Stay indie film


★★★

Written and Directed by Christopher James Cramer

Cinematography by Julius Sean and Christopher James Cramer

Starring Devin Brooke and Zach Kanner

Indie Film Review by Euan Franklin


Psychos have been done to death, and no filmmaker can escape that fact. Gory ones, sexual ones, mother-lovers, father-haters, axe-wielders, and puppet murderers… you’d have thought audiences would’ve grown tired of the genre. But writer-director Christopher James Cramer dares to move away from the two-dimensional depiction of psychosis and explores a softer incarnation in his claustrophobic indie film Stay.

Claire (Devin Brooke) wakes up on a stranger’s sofa, an electrified collar locked around her neck. Our resident psycho, William (Zach Kanner), watches her struggle and activates the collar – causing Claire to spasm in pain. He tells her to twirl, to crawl towards him, to take her shirt off. When she protests, he activates the collar again and a jolt of electricity scourges through her body. She is under his control. William assigns her household tasks like cooking and cleaning, and permits her to draw for pleasure. He explains that he wishes to build a relationship with her. But he soon realises that Claire won’t submit so easily.

Where the usual movie psycho commits an inventive murder within five minutes, Stay offers a paler alternative. The film proceeds with a tense patience – a world away from Freddy Krueger or Jack Torrance. William appears as a polite young man, someone you’d invite to dinner. But this doesn’t make him any less frightening. He is a controlling, patriarchal force with a charming smile. Cramer has constructed many quiet scenes around him, where the slightest enunciation is like a jump-scare. Kanner’s performance is perfect for the character – not too much, and not too little. We’re never sure about what the character is truly capable of.

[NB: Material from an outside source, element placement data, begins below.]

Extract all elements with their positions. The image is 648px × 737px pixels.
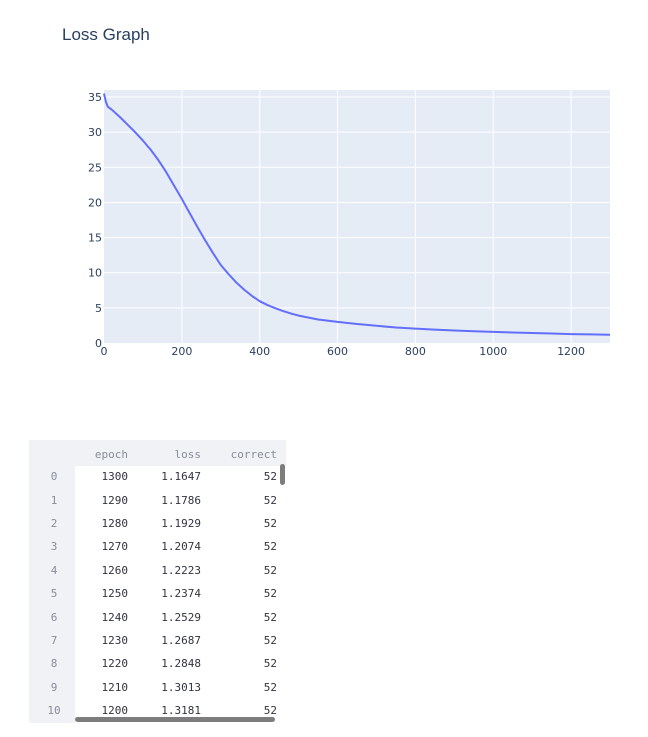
cell-correct[interactable]: 52 bbox=[263, 680, 277, 694]
cell-epoch[interactable]: 1260 bbox=[101, 563, 129, 577]
cell-epoch[interactable]: 1250 bbox=[101, 587, 129, 601]
column-header-loss[interactable]: loss bbox=[174, 447, 202, 461]
y-tick-label: 0 bbox=[95, 337, 102, 350]
y-tick-label: 25 bbox=[88, 161, 102, 174]
x-tick-label: 1000 bbox=[479, 345, 507, 358]
table-row: 1 1290 1.1786 52 bbox=[29, 488, 277, 511]
header-row: epoch loss correct bbox=[29, 443, 277, 465]
series-line-loss[interactable] bbox=[103, 93, 611, 336]
table-row: 3 1270 1.2074 52 bbox=[29, 535, 277, 558]
table-row: 7 1230 1.2687 52 bbox=[29, 629, 277, 652]
x-tick-label: 400 bbox=[249, 345, 270, 358]
cell-epoch[interactable]: 1220 bbox=[101, 657, 129, 671]
cell-epoch[interactable]: 1230 bbox=[101, 633, 129, 647]
x-tick-labels: 0 200 400 600 800 1000 1200 bbox=[101, 345, 586, 358]
x-tick-label: 600 bbox=[327, 345, 348, 358]
y-tick-label: 10 bbox=[88, 267, 102, 280]
table-row: 0 1300 1.1647 52 bbox=[29, 465, 277, 488]
row-index: 1 bbox=[50, 493, 58, 507]
cell-correct[interactable]: 52 bbox=[263, 516, 277, 530]
cell-correct[interactable]: 52 bbox=[263, 633, 277, 647]
row-index: 9 bbox=[50, 680, 58, 694]
loss-line-chart: 0 5 10 15 20 25 30 35 0 200 400 600 800 1000 1200 bbox=[88, 90, 611, 358]
table-row: 9 1210 1.3013 52 bbox=[29, 676, 277, 699]
column-header-correct[interactable]: correct bbox=[230, 447, 277, 461]
x-gridlines bbox=[181, 90, 572, 343]
dataframe[interactable]: epoch loss correct 0 1300 1.1647 52 1 1290 1.1… bbox=[29, 440, 286, 723]
dataframe-table: epoch loss correct 0 1300 1.1647 52 1 1290 1.1… bbox=[29, 443, 277, 722]
row-index: 8 bbox=[50, 657, 58, 671]
row-index: 10 bbox=[47, 704, 61, 718]
y-tick-label: 35 bbox=[88, 91, 102, 104]
cell-correct[interactable]: 52 bbox=[263, 657, 277, 671]
row-index: 3 bbox=[50, 540, 58, 554]
index-column-band bbox=[29, 440, 75, 723]
x-tick-label: 200 bbox=[171, 345, 192, 358]
x-tick-label: 0 bbox=[101, 345, 108, 358]
y-tick-label: 5 bbox=[95, 302, 102, 315]
table-row: 10 1200 1.3181 52 bbox=[29, 699, 277, 722]
column-header-epoch[interactable]: epoch bbox=[94, 447, 128, 461]
cell-epoch[interactable]: 1300 bbox=[101, 470, 129, 484]
y-tick-labels: 0 5 10 15 20 25 30 35 bbox=[88, 91, 102, 350]
y-tick-label: 15 bbox=[88, 232, 102, 245]
y-gridlines bbox=[104, 96, 610, 309]
horizontal-scrollbar-thumb[interactable] bbox=[75, 717, 275, 722]
table-row: 8 1220 1.2848 52 bbox=[29, 652, 277, 675]
cell-loss[interactable]: 1.2074 bbox=[161, 540, 201, 554]
row-index: 0 bbox=[50, 470, 58, 484]
cell-loss[interactable]: 1.2374 bbox=[161, 587, 201, 601]
cell-loss[interactable]: 1.1786 bbox=[161, 493, 201, 507]
cell-correct[interactable]: 52 bbox=[263, 587, 277, 601]
cell-correct[interactable]: 52 bbox=[263, 540, 277, 554]
cell-loss[interactable]: 1.2848 bbox=[161, 657, 201, 671]
table-row: 4 1260 1.2223 52 bbox=[29, 559, 277, 582]
cell-loss[interactable]: 1.2529 bbox=[161, 610, 201, 624]
row-index: 2 bbox=[50, 516, 58, 530]
y-tick-label: 30 bbox=[88, 126, 102, 139]
cell-correct[interactable]: 52 bbox=[263, 704, 277, 718]
cell-loss[interactable]: 1.3013 bbox=[161, 680, 201, 694]
cell-epoch[interactable]: 1240 bbox=[101, 610, 129, 624]
plot-area bbox=[104, 90, 610, 343]
cell-correct[interactable]: 52 bbox=[263, 470, 277, 484]
page-title: Loss Graph bbox=[62, 25, 150, 44]
index-header bbox=[29, 443, 75, 465]
row-index: 6 bbox=[50, 610, 58, 624]
cell-epoch[interactable]: 1210 bbox=[101, 680, 129, 694]
row-index: 7 bbox=[50, 633, 58, 647]
vertical-scrollbar-thumb[interactable] bbox=[280, 464, 285, 485]
cell-epoch[interactable]: 1270 bbox=[101, 540, 129, 554]
cell-correct[interactable]: 52 bbox=[263, 563, 277, 577]
table-row: 6 1240 1.2529 52 bbox=[29, 605, 277, 628]
cell-epoch[interactable]: 1200 bbox=[101, 704, 129, 718]
cell-loss[interactable]: 1.3181 bbox=[161, 704, 201, 718]
row-index: 5 bbox=[50, 587, 58, 601]
cell-loss[interactable]: 1.1647 bbox=[161, 470, 201, 484]
x-tick-label: 1200 bbox=[557, 345, 585, 358]
table-row: 5 1250 1.2374 52 bbox=[29, 582, 277, 605]
cell-loss[interactable]: 1.1929 bbox=[161, 516, 201, 530]
cell-correct[interactable]: 52 bbox=[263, 610, 277, 624]
cell-epoch[interactable]: 1280 bbox=[101, 516, 129, 530]
y-tick-label: 20 bbox=[88, 196, 102, 209]
cell-correct[interactable]: 52 bbox=[263, 493, 277, 507]
cell-loss[interactable]: 1.2687 bbox=[161, 633, 201, 647]
table-row: 2 1280 1.1929 52 bbox=[29, 512, 277, 535]
cell-epoch[interactable]: 1290 bbox=[101, 493, 129, 507]
header-band bbox=[29, 440, 286, 466]
x-tick-label: 800 bbox=[405, 345, 426, 358]
cell-loss[interactable]: 1.2223 bbox=[161, 563, 201, 577]
row-index: 4 bbox=[50, 563, 58, 577]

If you watch this film for anything, it’s for him.

This can’t be said of Claire’s character, who Cramer is not very interested in. She isn’t a hero that immediately draws you into the story, and it’s made worse by Brooke’s uncharismatic performance. She can barely crack more than one bland gesture, which matches the blankness of the white walls behind her. There are moments when the lack of emotion works, but it feels coincidental. It becomes irritating during scenes where William activates the collar and Claire is meant to be writhing in pain. Like her one indolent gesture, Brooke’s portrayal of torture is painful to watch. She only manages a few fast blinks and a weak shudder. It looks more like a reaction from a wet willy than an intense electric shock.

Unfortunately, the solid story and exceptional writing is brought down by the cinematography. Cramer and Julius Sean clearly had good intentions – a few nicely composed close-ups and innovative use of camera movement – but most of the visuals are stripped of their interest by bland backgrounds. The boring white- or cream-coloured walls make you feel lethargic, even if there’s a good scene playing out in front of them.

It’s a struggle to see why Cramer, with several short films behind him, decided to make a feature with a premise better suited to a short. Despite the scenes being well-constructed, they turn repetitive and don’t add much to the overall story. A short film would’ve had a greater impact. But Cramer has written a reasonably good script, full of original ideas, and all the bland walls in the world won’t remove that fact.